Hey all! I have a 1999 Dodge Ram b3500. Had her for a couple years now, and she needs some regular maintenance, but she’s been doing pretty good. Took her to Austin from Jersey and back last year. In the last couple months I’ve had a problem crop up on long trips though, and my mechanic doesn’t seem to be able to figure it out. The last couple times I’ve taken it on long trips, I’ve been having a problem with the headlights. They’ll go out suddenly. I can fiddle with the knob a little and get them to go on again, but they’ll do it with increasing frequency as I continue to drive, up to several times a minute. Twice now I’ve had it happen, in heavy fog, at night. My hazards still come on just fine though. Then I turn my brights on for a minute, turn them off and the lights are fine. Could it be a loose connection somewhere? Please help!
Do you have daytime running lights? At this point it looks like it might be the headlight relay getting hot and breaking down.
There are no daytime running lights. How could I tell if it was the headlight relay? Is there any easy way to check that or stop it from going out? Thank you!
Most likely the circuit breaker is overheating, cooling down again and overheating again. The brights are on a different circuit. Why it is doing it could be a switch going south, corroded bulb sockets, bad wiring someplace in the circuit etc. I’d suspect the switch. Relays should be just interchangeable with others in the relay center so easy swap one out to test it.
I agree wtih Bing and suspect a failing switch. Cars used to have the circuit breaker built into the headlight switch. I don’t know if yours does or not. The breaker used is a thermal breaker and when they get weak you will experience behavior exactly like what you’re getting. Of course there could be an actual overload in the system causing it too. The best thing would be to check the amp draw on the circuit before replacing the switch.
Your wiring goes straight from the headlight switch into the dimmer switch before it reaches the headlights, so now it could be the headlight switch, the dimmer switch or the relay. Good luck with troubleshooting.

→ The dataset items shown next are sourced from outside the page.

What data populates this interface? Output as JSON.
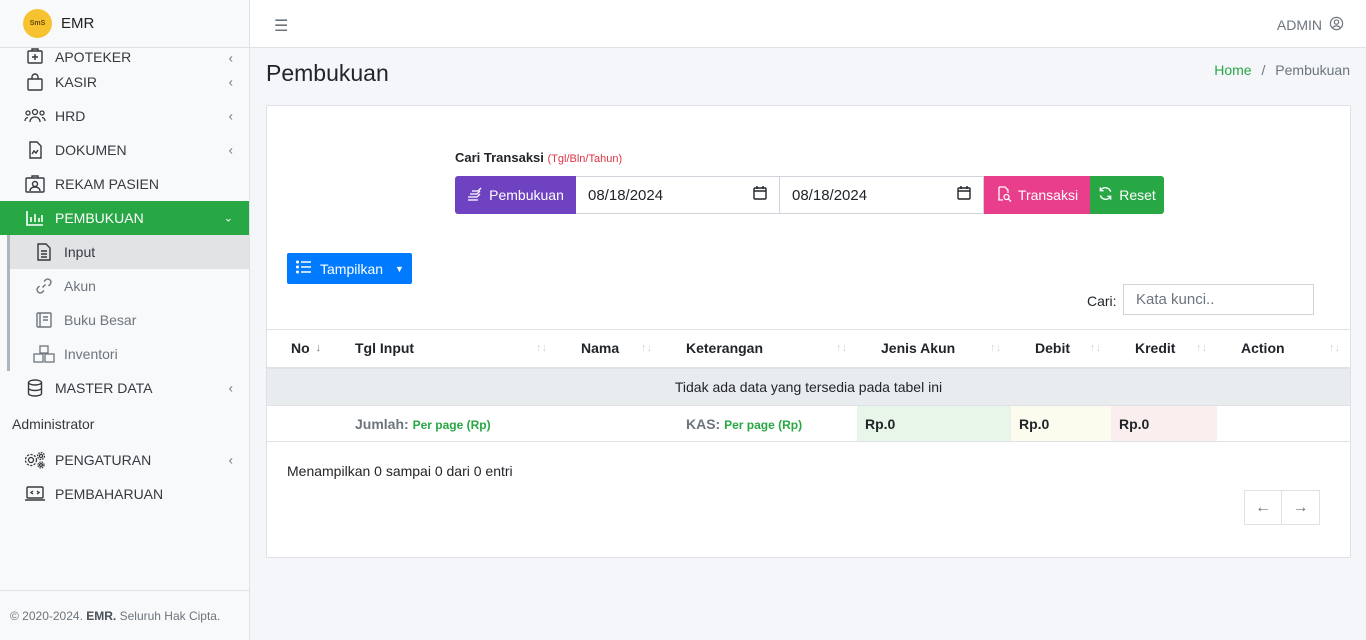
{
  "brand": {
    "name": "EMR",
    "logo_text": "SmS"
  },
  "topbar": {
    "user": "ADMIN"
  },
  "sidebar": {
    "items": [
      {
        "label": "APOTEKER",
        "icon": "medical-kit-icon"
      },
      {
        "label": "KASIR",
        "icon": "shopping-bag-icon"
      },
      {
        "label": "HRD",
        "icon": "people-icon"
      },
      {
        "label": "DOKUMEN",
        "icon": "document-icon"
      },
      {
        "label": "REKAM PASIEN",
        "icon": "patient-record-icon"
      },
      {
        "label": "PEMBUKUAN",
        "icon": "bar-chart-icon"
      }
    ],
    "sub_items": [
      {
        "label": "Input",
        "icon": "file-text-icon"
      },
      {
        "label": "Akun",
        "icon": "link-icon"
      },
      {
        "label": "Buku Besar",
        "icon": "book-icon"
      },
      {
        "label": "Inventori",
        "icon": "boxes-icon"
      }
    ],
    "master_data": "MASTER DATA",
    "section_header": "Administrator",
    "admin_items": [
      {
        "label": "PENGATURAN",
        "icon": "gears-icon"
      },
      {
        "label": "PEMBAHARUAN",
        "icon": "laptop-code-icon"
      }
    ],
    "footer": {
      "prefix": "© 2020-2024.",
      "brand": "EMR.",
      "suffix": "Seluruh Hak Cipta."
    }
  },
  "page": {
    "title": "Pembukuan"
  },
  "breadcrumb": {
    "home": "Home",
    "separator": "/",
    "current": "Pembukuan"
  },
  "search": {
    "label": "Cari Transaksi",
    "hint": "(Tgl/Bln/Tahun)",
    "pembukuan_button": "Pembukuan",
    "date_from": "08/18/2024",
    "date_to": "08/18/2024",
    "transaksi_button": "Transaksi",
    "reset_button": "Reset"
  },
  "tampilkan_button": "Tampilkan",
  "cari": {
    "label": "Cari:",
    "placeholder": "Kata kunci.."
  },
  "table": {
    "columns": [
      "No",
      "Tgl Input",
      "Nama",
      "Keterangan",
      "Jenis Akun",
      "Debit",
      "Kredit",
      "Action"
    ],
    "empty_message": "Tidak ada data yang tersedia pada tabel ini",
    "footer": {
      "jumlah_label": "Jumlah:",
      "jumlah_sub": "Per page (Rp)",
      "kas_label": "KAS:",
      "kas_sub": "Per page (Rp)",
      "jenis_akun_total": "Rp.0",
      "debit_total": "Rp.0",
      "kredit_total": "Rp.0"
    }
  },
  "info": "Menampilkan 0 sampai 0 dari 0 entri",
  "colors": {
    "accent_green": "#28a745",
    "purple": "#6f42c1",
    "pink": "#e83e8c",
    "blue": "#007bff"
  }
}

I have a 1997 b1500. It was doing the same thing. My brights are dimmer than the dims on most vehicles now days. So I cut the “bright” wire close to the headlight on each side and wired it direct to the battery with an in-line fuse and a switch added inside. Now I have a separate switch for my headlights and my driving/park lights are still fine. When I looked at my headlight sockets the connectors were rusting inside so I suspect that was the overall problem. My hillbilly solution works for me as I don’t care if everything looks stock in a piece of crap van that is headed for a upullit after I drive it into the ground. And it’s getting closer to that than I’d like.